Ministry is for the good people, the perfect people, the people who know what they’re doing. It’s so easy to feed these lies to myself; it’s easy to almost believe them. It’s easy to think that I’m not good enough, and leave the loving on people to everyone else, because I don’t want to disappoint others with my humanity. I don’t want to let God down (as if), and I don’t want to work that hard. Ministry: it’s not a job for perfect people, but for the broken.
It’s a scary thing knowing that people look up to you. Giving piggy back rides to one little girl, hearing another say that when she grows up she wants to babysit like me. I don’t want to let those little innocent hearts down, but I know that I’m imperfect, that someday I will. Does that mean that I should just draw back now, and keep God’s love to myself? Does that mean I should be a God hog? Terrifying choices are presenting themselves- choices about future ministries which will lead to more people I could let down. Should I just draw back into my little shell, and not use the talents God has given me?
The answers to these questions seem obvious, but their opposites are tempting. Wading through a mess of broken hearts is not something I look forward to. Honest confessions are crazy hard. What if I stumble? What if I fall? What if I lose my step, and I make fools of us all? What if I disappoint a precious innocent heart? Ministry is dangerous, but it is important, fulfilling, and necessary.

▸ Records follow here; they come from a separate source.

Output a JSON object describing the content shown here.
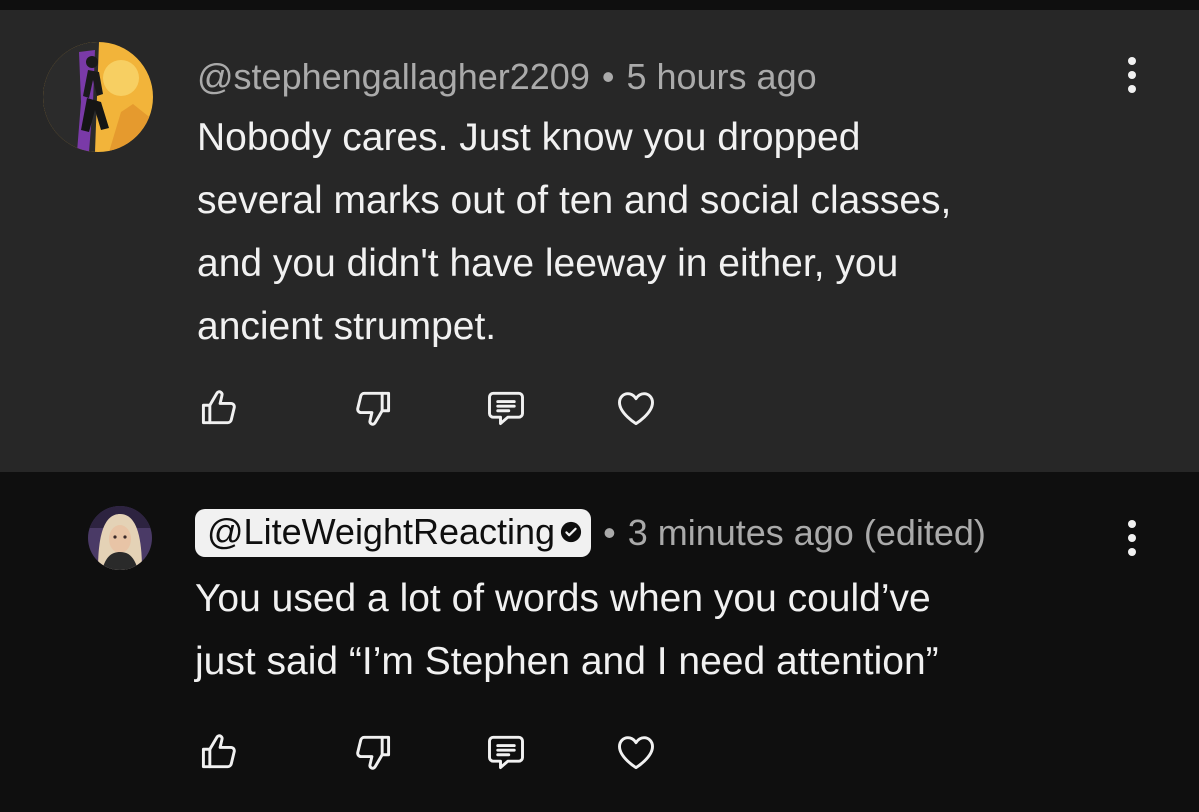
{
  "comments": [
    {
      "handle": "@stephengallagher2209",
      "separator": "•",
      "time": "5 hours ago",
      "lines": [
        "Nobody cares. Just know you dropped",
        "several marks out of ten and social classes,",
        "and you didn't have leeway in either, you",
        "ancient strumpet."
      ]
    },
    {
      "handle": "@LiteWeightReacting",
      "separator": "•",
      "time": "3 minutes ago (edited)",
      "lines": [
        "You used a lot of words when you could’ve",
        "just said “I’m Stephen and I need attention”"
      ]
    }
  ],
  "icons": {
    "like": "thumbs-up-icon",
    "dislike": "thumbs-down-icon",
    "reply": "reply-comment-icon",
    "heart": "heart-icon",
    "menu": "more-vertical-icon",
    "verified": "verified-check-icon"
  },
  "colors": {
    "background": "#0f0f0f",
    "highlight_background": "#272727",
    "primary_text": "#f1f1f1",
    "secondary_text": "#aaaaaa",
    "handle_pill": "#f1f1f1"
  }
}
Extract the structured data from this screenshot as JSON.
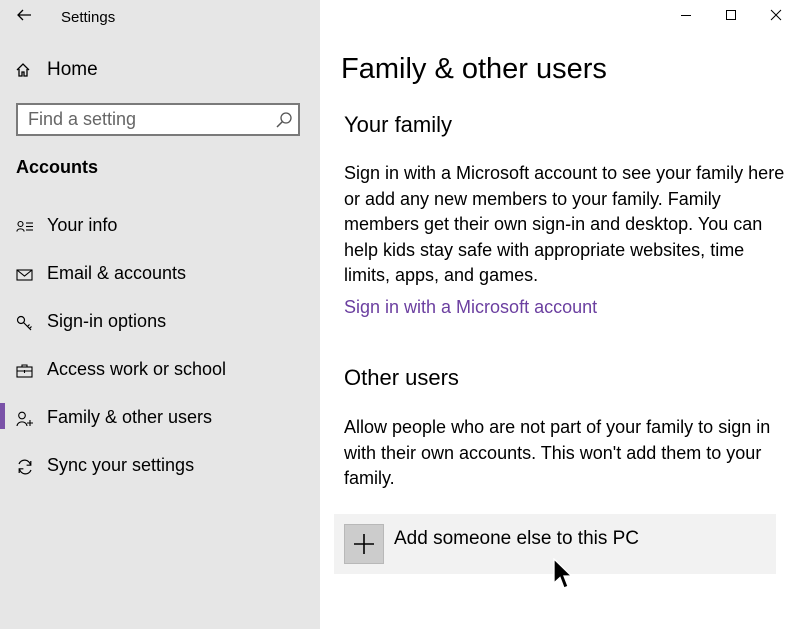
{
  "window": {
    "title": "Settings",
    "controls": {
      "minimize": "minimize-icon",
      "maximize": "maximize-icon",
      "close": "close-icon"
    }
  },
  "sidebar": {
    "home_label": "Home",
    "search_placeholder": "Find a setting",
    "section_label": "Accounts",
    "items": [
      {
        "label": "Your info",
        "icon": "person-card-icon",
        "selected": false
      },
      {
        "label": "Email & accounts",
        "icon": "mail-icon",
        "selected": false
      },
      {
        "label": "Sign-in options",
        "icon": "key-icon",
        "selected": false
      },
      {
        "label": "Access work or school",
        "icon": "briefcase-icon",
        "selected": false
      },
      {
        "label": "Family & other users",
        "icon": "person-add-icon",
        "selected": true
      },
      {
        "label": "Sync your settings",
        "icon": "sync-icon",
        "selected": false
      }
    ]
  },
  "main": {
    "title": "Family & other users",
    "family": {
      "heading": "Your family",
      "description": "Sign in with a Microsoft account to see your family here or add any new members to your family. Family members get their own sign-in and desktop. You can help kids stay safe with appropriate websites, time limits, apps, and games.",
      "link": "Sign in with a Microsoft account"
    },
    "other_users": {
      "heading": "Other users",
      "description": "Allow people who are not part of your family to sign in with their own accounts. This won't add them to your family.",
      "add_label": "Add someone else to this PC"
    }
  },
  "colors": {
    "accent": "#7a52a8",
    "link": "#6b3fa0",
    "sidebar_bg": "#e6e6e6"
  }
}
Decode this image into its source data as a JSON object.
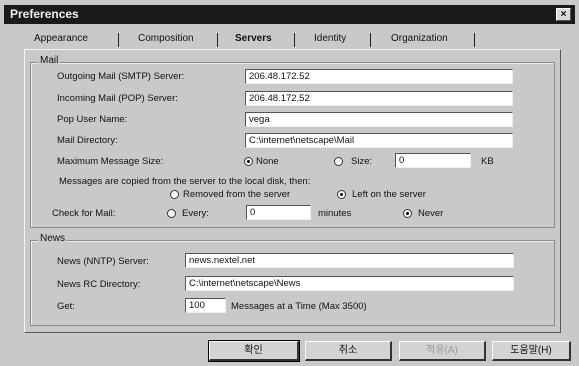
{
  "window": {
    "title": "Preferences",
    "close_glyph": "×"
  },
  "tabs": [
    "Appearance",
    "Composition",
    "Servers",
    "Identity",
    "Organization"
  ],
  "active_tab": "Servers",
  "mail": {
    "group_label": "Mail",
    "smtp_label": "Outgoing Mail (SMTP) Server:",
    "smtp_value": "206.48.172.52",
    "pop_label": "Incoming Mail (POP) Server:",
    "pop_value": "206.48.172.52",
    "user_label": "Pop User Name:",
    "user_value": "vega",
    "dir_label": "Mail Directory:",
    "dir_value": "C:\\internet\\netscape\\Mail",
    "max_size_label": "Maximum Message Size:",
    "max_none_label": "None",
    "max_size_option_label": "Size:",
    "max_size_value": "0",
    "max_size_unit": "KB",
    "max_size_selected": "None",
    "copied_text": "Messages are copied from the server to the local disk, then:",
    "removed_label": "Removed from the server",
    "left_label": "Left on the server",
    "copy_selected": "Left on the server",
    "check_label": "Check for Mail:",
    "every_label": "Every:",
    "every_value": "0",
    "minutes_label": "minutes",
    "never_label": "Never",
    "check_selected": "Never"
  },
  "news": {
    "group_label": "News",
    "nntp_label": "News (NNTP) Server:",
    "nntp_value": "news.nextel.net",
    "rc_label": "News RC Directory:",
    "rc_value": "C:\\internet\\netscape\\News",
    "get_label": "Get:",
    "get_value": "100",
    "get_suffix": "Messages at a Time (Max 3500)"
  },
  "buttons": {
    "ok": "확인",
    "cancel": "취소",
    "apply": "적용(A)",
    "help": "도움말(H)"
  }
}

And so I face it because with God all things are possible. Because He has given me this amazing passion for people. He has given me big dreams, and a big heart I’m not going to let fear get in my way. I’ll cross that bridge when I come to it, but for now I’ll live fully, and try to choose wisely. I’ll continue to share God’s love whenever I get the chance, and grow in the faith. Ministry isn’t easy, and I believe that many people let fear get in their way. I’m not gonna let that happen. Are you?